Overview
PKU-Alignment/alpaca-7b-reproduced: An Instruction-Following LLaMA Model
This model is a 7 billion parameter instruction-following language model developed by the PKU-Alignment Team. It is a reproduced version of the original Stanford Alpaca model, built upon the LLaMA foundation model.
Key Characteristics & Differences
- Foundation Model: Fine-tuned from Meta's LLaMA architecture.
- Reproduction: This is a re-implementation of the Stanford Alpaca model, not the original.
- Training Backend: Utilizes the DeepSpeed library for training, differing from the original's PyTorch FSDP.
- Conversation Template: Employs a distinct conversation template compared to the original Stanford Alpaca.

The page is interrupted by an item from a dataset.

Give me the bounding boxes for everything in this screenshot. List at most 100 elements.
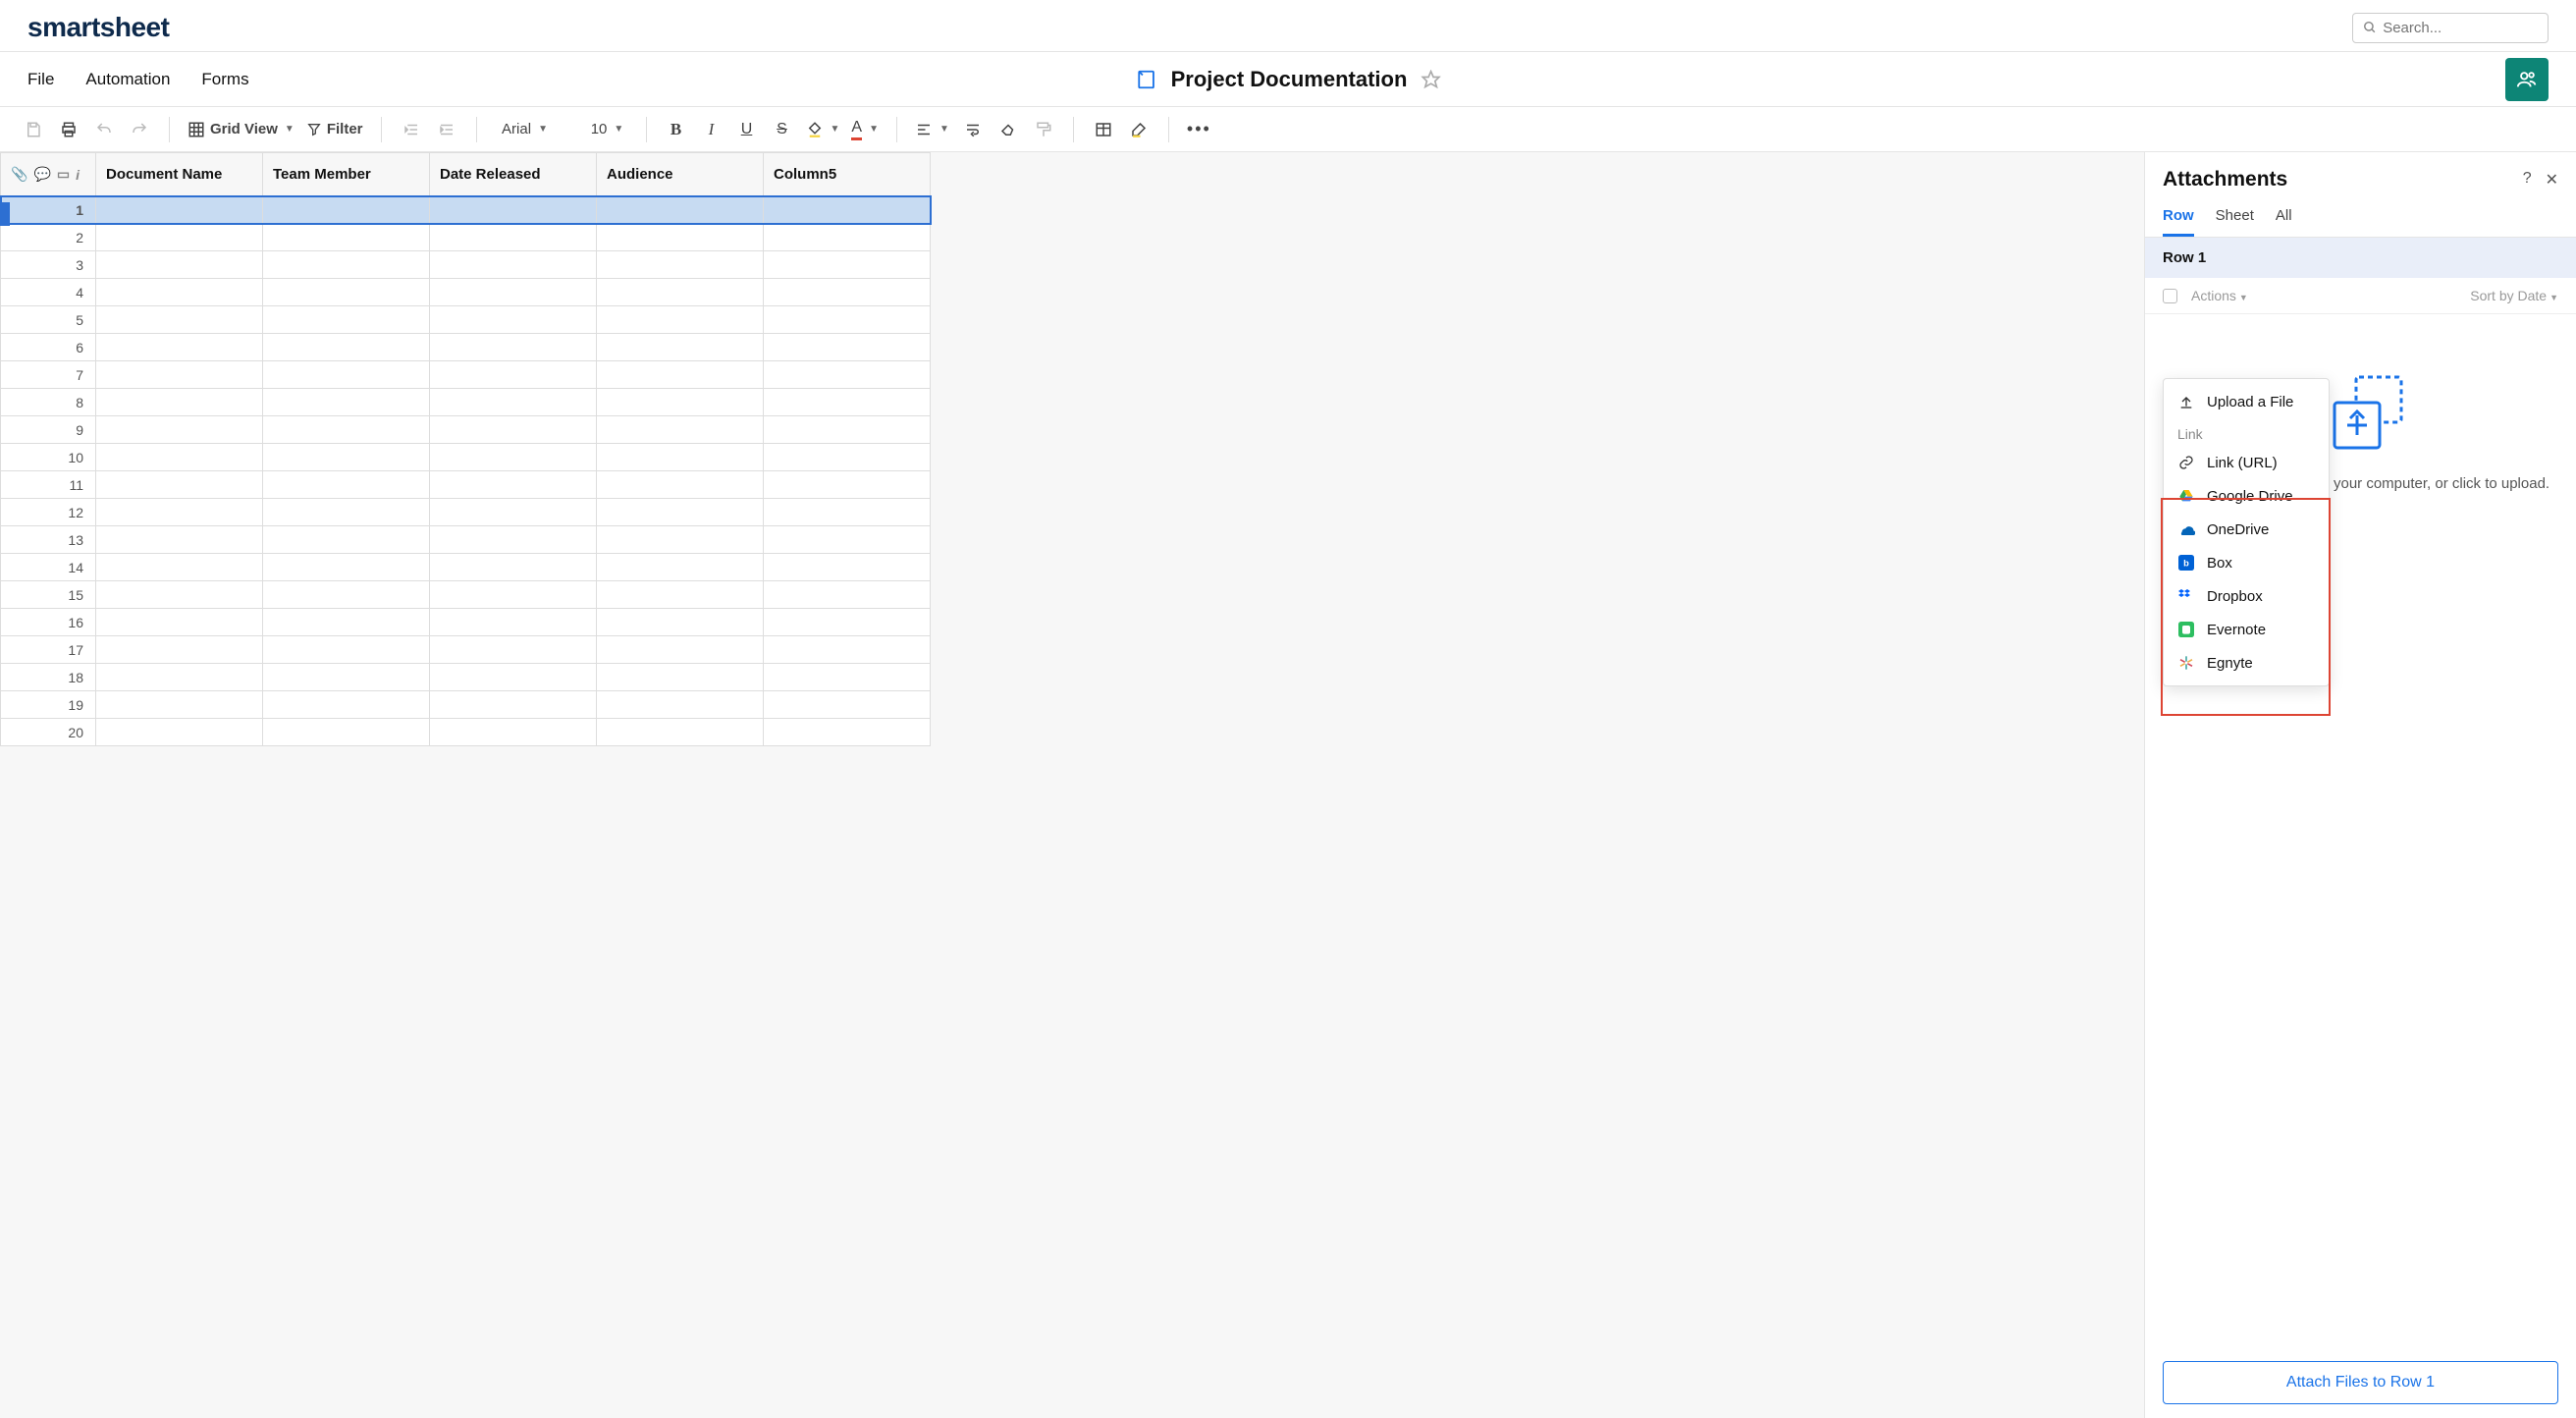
cell[interactable] xyxy=(430,279,597,306)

- License: Distributed under a non-commercial license.
Usage & Evaluation
Users can interact with the model via the PKU-Alignment/safe-rlhf library's interactive CLI demo or through the Hugging Face Transformers library. Evaluation results for this model are detailed in the associated paper: https://arxiv.org/abs/2310.12773.
Good for
- Experimenting with instruction-following capabilities based on the LLaMA architecture.
- Research into different training methodologies (DeepSpeed) for instruction-tuned models.
- Understanding variations in Alpaca model implementations and their conversational behaviors.